Sócio Correspondente do Instituto Histórico e Geográfico do RN

Neste blog, comentando sobre as funções dos cataventos nas salinas, eu dizia que essas funções eram voltadas para a captação de água ou para bombeamento da água para produção do sal. E a visão poética falava do giro mágico de suas pás a nos inebriar.

E a poesia fluiu, com sua voz de maçarico: O barulho dos cataventos, qual próteses mecânicas de um gigante alado, rompia o silêncio das madrugadas quentes e úmidas, impregnado do cheiro de salitre. O vento que corria nas várzeas movia suas pás, assobiando sua melodia triste e, na contraluz das estrelas, o catavento parecia um fantasma esquisito, com cauda de um imenso pavão. E seu lamento triste e rouco ecoava nas gamboas e se entranhava nos manguezais, atrapalhando o namoro noturno dos caranguejos.
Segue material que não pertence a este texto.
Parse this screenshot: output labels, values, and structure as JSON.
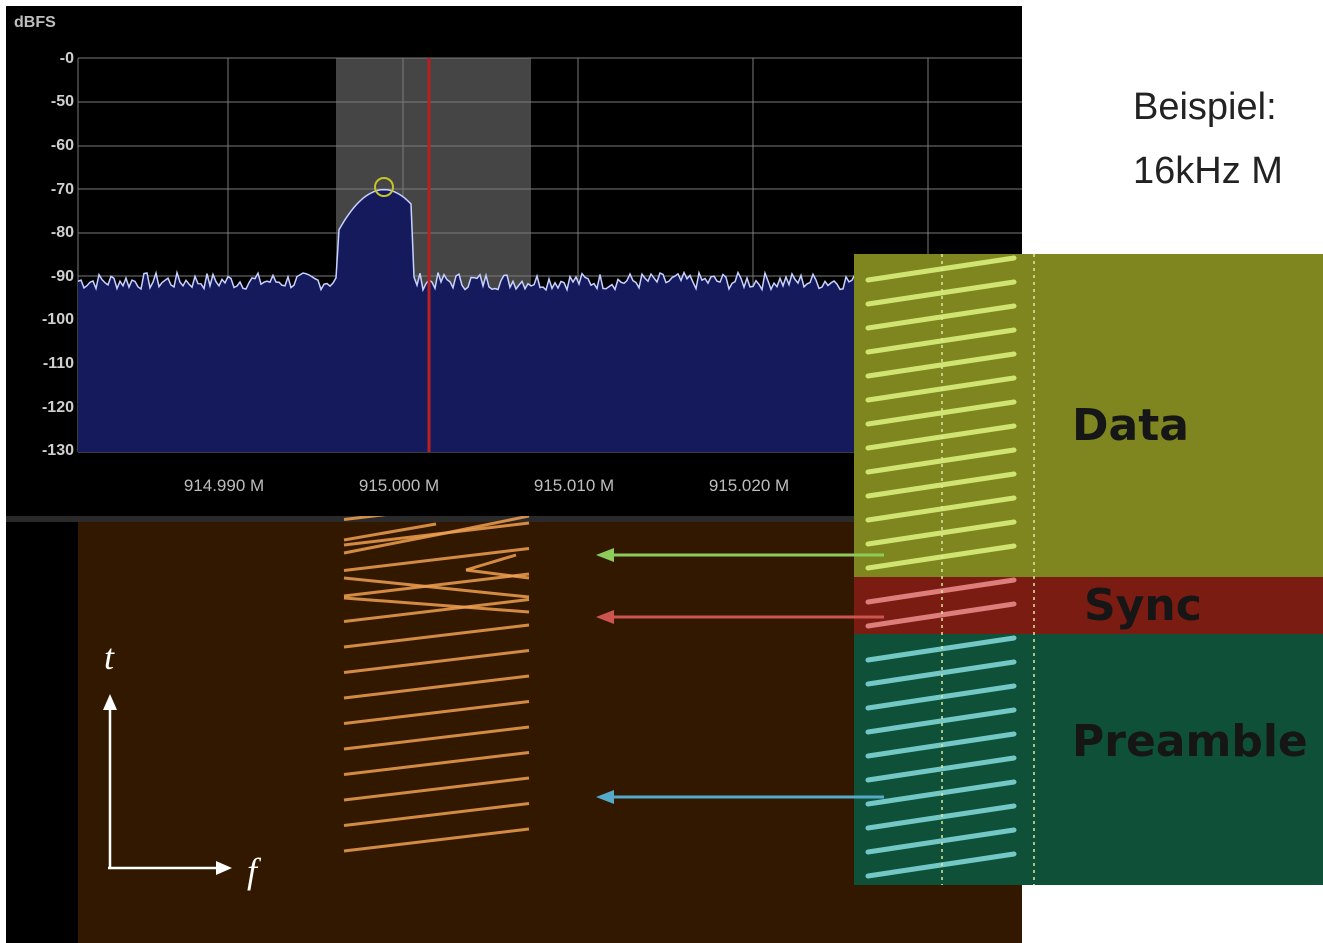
{
  "spectrum": {
    "y_unit": "dBFS",
    "y_ticks": [
      "-0",
      "-50",
      "-60",
      "-70",
      "-80",
      "-90",
      "-100",
      "-110",
      "-120",
      "-130"
    ],
    "x_ticks": [
      "914.990 M",
      "915.000 M",
      "915.010 M",
      "915.020 M"
    ],
    "noise_floor_dbfs": -91,
    "peak_dbfs": -70,
    "colors": {
      "background": "#000000",
      "grid": "#7a7a7a",
      "fill": "#141a5c",
      "trace": "#c8d2ff",
      "marker": "#c4c42a",
      "cursor": "#b82020",
      "selection": "#454545"
    }
  },
  "waterfall": {
    "axis_t": "t",
    "axis_f": "f",
    "colors": {
      "background": "#331800",
      "chirp": "#f0a050"
    }
  },
  "annotation": {
    "line1": "Beispiel:",
    "line2": "16kHz M"
  },
  "legend": {
    "data_label": "Data",
    "sync_label": "Sync",
    "preamble_label": "Preamble",
    "colors": {
      "data": "#7f861f",
      "sync": "#7a1c12",
      "preamble": "#0e5038",
      "data_arrow": "#8ccc5a",
      "sync_arrow": "#cc5550",
      "preamble_arrow": "#55aacc"
    }
  }
}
Esta semana tomamos conhecimento do resultado de uma pesquisa realizada na Universidade Malayasia Sarawak, que concluiu: o som emitido pelos mosquitos decorre do batimento de suas asas, e possui uma frequência específica tanto para os machos quanto para as fêmeas. Para a cópula, essas frequências podem ser alteradas e acertadas entre machos e fêmeas, para que entrem em uma sintonia.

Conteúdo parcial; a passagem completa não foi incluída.